Por Bruno Curado
Recentemente o produtor rural brasileiro se encontra em uma situação peculiar, insumos caros, quebra de safra e preços baixos, condição agravada pelo alto nível de endividamento com as Trading Companies e empresas fornecedoras de insumos através de Cédulas de Produto Rural.
Diferentemente de outras crises enfrentadas pelos produtores rurais onde o crédito fornecido se concentrava nas mãos do Banco do Brasil S/A, e os instrumentos contratuais utilizados eram em sua maioria as Cédulas de Crédito Rural e Notas de Crédito Rural, passíveis de regulações mais benéficas aos devedores, que concediam a possibilidade de alongamento das dívidas, hoje boa parte do passivo está fora do sistema financeiro nacional e distante das renegociações amparadas pela União.
Os produtores rurais ainda enfrentam dilemas de natureza jurídica, como o entendimento do Superior Tribunal de Justiça de que em regra o crédito concedido a ele não se sujeita ao Código de Defesa do Consumidor, bem como a discussão a respeito da previsão da Nova Lei do Agro de que a CPR Física com antecipação parcial ou integral de preço, ou representativa de operação de barter não se submete a Recuperação Judicial.
Porém, mesmo que diretamente o produtor rural não possa se socorrer ao amparo de legislações específicas como do Código de Defesa do Consumidor e em alguns caso não se aplique a Lei de Recuperação Judicial, é patente que a reestruturação de seus contratos não está fora do alcance do sistema legal brasileiro, podendo ser amparado pelas normas da Constituição Federal e do Código Civil aplicadas ao caso específico.
Lembrando que na ordem constitucional brasileira, a intervenção do Estado na economia não é excepcional, mas frequente e necessária, tanto para corrigir as falhas de mercado, como para promover objetivos basilares da Constituição Federal que o mercado não atende, como a promoção da igualdade material e da justiça social, de onde deriva o princípio do equilíbrio contratual.
A intervenção do Estado nas relações contratuais de natureza privada independe de ideologias políticas, e em especial por meio do judiciário é imprescindível para assegurar o equilíbrio contratual e socioeconômico da nação.
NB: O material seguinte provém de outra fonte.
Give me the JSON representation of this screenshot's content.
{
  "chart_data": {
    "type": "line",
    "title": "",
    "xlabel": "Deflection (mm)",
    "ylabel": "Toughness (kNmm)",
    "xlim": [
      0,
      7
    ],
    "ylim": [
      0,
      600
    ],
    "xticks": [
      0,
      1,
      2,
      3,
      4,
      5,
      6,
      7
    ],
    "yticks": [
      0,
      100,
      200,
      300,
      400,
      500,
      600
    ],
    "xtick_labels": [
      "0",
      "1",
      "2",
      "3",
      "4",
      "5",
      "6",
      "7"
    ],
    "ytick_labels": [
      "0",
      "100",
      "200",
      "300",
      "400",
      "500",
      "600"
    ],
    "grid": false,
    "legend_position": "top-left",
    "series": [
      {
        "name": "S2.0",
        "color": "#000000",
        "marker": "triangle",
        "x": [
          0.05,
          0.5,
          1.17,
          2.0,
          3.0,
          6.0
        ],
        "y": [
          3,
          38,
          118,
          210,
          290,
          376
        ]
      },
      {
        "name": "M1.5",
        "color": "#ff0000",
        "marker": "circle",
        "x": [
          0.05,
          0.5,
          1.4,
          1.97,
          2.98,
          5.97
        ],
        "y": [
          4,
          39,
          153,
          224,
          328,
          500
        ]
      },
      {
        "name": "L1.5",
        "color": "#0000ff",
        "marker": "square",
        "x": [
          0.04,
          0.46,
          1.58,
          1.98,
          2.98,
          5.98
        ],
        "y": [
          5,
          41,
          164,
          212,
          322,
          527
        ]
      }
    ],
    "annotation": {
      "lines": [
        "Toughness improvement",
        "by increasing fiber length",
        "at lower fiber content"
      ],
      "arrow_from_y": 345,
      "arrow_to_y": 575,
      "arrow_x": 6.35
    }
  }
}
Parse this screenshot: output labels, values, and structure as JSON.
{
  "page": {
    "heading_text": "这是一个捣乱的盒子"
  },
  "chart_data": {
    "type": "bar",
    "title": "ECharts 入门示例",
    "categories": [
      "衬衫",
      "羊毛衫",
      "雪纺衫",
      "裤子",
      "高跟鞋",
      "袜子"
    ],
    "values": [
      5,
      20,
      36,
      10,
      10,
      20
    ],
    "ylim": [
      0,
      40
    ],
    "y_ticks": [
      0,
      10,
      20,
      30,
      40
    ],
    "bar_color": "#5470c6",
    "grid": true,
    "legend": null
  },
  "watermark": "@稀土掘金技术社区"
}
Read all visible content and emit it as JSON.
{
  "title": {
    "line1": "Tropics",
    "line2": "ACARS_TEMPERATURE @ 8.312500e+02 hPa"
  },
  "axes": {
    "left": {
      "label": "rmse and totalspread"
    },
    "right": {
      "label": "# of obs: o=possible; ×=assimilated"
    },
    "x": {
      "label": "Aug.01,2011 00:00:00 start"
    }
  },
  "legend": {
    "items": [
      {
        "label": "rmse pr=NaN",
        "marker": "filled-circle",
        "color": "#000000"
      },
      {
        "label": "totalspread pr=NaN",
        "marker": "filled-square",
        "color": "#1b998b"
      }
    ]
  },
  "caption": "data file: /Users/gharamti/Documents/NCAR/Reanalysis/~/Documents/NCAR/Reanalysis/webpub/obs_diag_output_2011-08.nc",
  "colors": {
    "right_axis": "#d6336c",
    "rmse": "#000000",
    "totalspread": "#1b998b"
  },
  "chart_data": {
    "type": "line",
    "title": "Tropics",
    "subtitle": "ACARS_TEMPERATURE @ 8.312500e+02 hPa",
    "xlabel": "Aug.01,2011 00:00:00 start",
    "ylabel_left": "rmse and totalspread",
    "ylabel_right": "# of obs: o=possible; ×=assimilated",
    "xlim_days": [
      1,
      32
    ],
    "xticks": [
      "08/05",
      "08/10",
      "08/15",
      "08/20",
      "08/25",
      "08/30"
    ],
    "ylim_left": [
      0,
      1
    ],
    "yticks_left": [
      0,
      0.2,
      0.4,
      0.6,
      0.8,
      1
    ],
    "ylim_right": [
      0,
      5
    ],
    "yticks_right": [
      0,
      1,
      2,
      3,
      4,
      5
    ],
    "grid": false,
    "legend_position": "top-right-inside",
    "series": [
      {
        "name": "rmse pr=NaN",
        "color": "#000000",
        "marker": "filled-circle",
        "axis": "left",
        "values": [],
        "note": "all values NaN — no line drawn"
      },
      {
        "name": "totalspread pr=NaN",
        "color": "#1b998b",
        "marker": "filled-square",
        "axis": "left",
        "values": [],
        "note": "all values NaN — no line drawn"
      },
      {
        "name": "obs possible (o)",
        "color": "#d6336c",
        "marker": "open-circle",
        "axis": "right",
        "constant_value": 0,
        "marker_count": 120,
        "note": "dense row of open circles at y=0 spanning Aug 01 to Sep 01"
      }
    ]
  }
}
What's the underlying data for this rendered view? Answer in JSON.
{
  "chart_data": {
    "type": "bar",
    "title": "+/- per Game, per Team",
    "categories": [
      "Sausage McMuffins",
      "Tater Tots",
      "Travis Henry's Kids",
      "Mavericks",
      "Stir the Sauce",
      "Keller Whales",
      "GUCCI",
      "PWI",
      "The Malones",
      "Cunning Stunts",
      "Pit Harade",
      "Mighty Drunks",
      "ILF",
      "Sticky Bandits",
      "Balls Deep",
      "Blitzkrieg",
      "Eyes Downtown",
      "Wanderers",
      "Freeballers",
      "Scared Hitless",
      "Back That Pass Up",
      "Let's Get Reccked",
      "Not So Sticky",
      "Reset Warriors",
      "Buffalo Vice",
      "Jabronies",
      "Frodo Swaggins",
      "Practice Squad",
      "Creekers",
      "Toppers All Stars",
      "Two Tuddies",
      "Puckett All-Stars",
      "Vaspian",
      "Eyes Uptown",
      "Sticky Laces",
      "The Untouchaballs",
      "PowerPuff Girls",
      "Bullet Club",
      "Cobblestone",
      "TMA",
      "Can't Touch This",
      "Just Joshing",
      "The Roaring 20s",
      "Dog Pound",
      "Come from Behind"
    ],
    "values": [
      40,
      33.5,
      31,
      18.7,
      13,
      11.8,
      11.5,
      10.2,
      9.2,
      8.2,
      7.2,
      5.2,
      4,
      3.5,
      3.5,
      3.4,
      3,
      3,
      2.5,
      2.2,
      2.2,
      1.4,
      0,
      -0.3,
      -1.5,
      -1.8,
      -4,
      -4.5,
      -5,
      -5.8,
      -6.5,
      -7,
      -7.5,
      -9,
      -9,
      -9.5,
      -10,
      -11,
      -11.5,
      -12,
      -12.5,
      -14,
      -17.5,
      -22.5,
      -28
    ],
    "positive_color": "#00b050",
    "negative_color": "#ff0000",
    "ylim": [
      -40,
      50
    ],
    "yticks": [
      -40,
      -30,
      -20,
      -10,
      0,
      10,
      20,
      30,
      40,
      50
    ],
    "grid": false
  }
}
O princípio do equilíbrio contratual redimensiona a liberdade de contratar, ao introduzir o controle de proporcionalidade ao contrato, reagindo tanto ao seu desequilíbrio originário – no momento da contratação, quanto ao superveniente – que surge durante a vigência do contrato.
Os princípios da nova teoria contratual – boa fé objetiva, função social dos contratos e equilíbrio econômico – estão presentes tanto nas relações entre desiguais (Código de Defesa do Consumidor), como nas estabelecidas entre iguais (Código Civil), o que significa que os produtores rurais podem se valer da possibilidade jurídica, mesmo que excepcional, de afastar ou mitigar os efeitos de cláusula contratual que gere onerosidade excessiva e evidente desequilíbrio nos contratos em que for signatário.
É necessário que seja observado holisticamente os contratos firmados pelos produtores rurais, não desprezando as consequências jurídicas, econômicas e sociais decorrentes de uma interpretação meramente baseada no princípio da pactu sunt servanda – da obrigatoriedade, mas trazendo para o foco da análise o desequilíbrio contratual em concreto. Trata-se de assegurar o equilíbrio contratual, sendo certo que neste componente reside a finalidade central da proteção outorgada pelo ordenamento jurídico brasileiro, em suma de uma análise dos artigos 317 e 478 do Código Civil, a partir do objetivo desequilíbrio do contrato.
Assim, neste brevíssimo relato sobre este tema merecedor de extensa análise, trago a reflexão de Haroldo Malheiros Verçosa[1], “O contrato não se configura como instrumento destinado a proteger o interesse de uma das partes que possa ter alguma ascendência sobre a outra, mas apto a proporcionar um vínculo equilibrado, segundo cada situação concreta.”
Bruno Cesar Pio Curado
OAB/GO 29.659
Bacharel em Direito pela Universidade Federal de Goiás – UFG, Pós-graduado em Direito Tributário pela UFG, cursando MBA em Agronegócios pela USP/ESALQ, Mestrando em Ciências Jurídico-Econômicas pela Universidade do Porto – Portugal. Advogado, membro das Comissões da OAB/GO de Direito Bancário e Comissão Especial do Direito do Agronegócio.
[1] Verçosa, Haroldo Malheiros Dulclerc. Contratos Mercantis e a Teoria Geral dos Contratos – O Código Civil de 2002 e a Crise do Contrato. São Paulo: Quartier Latin, 2010, p.25.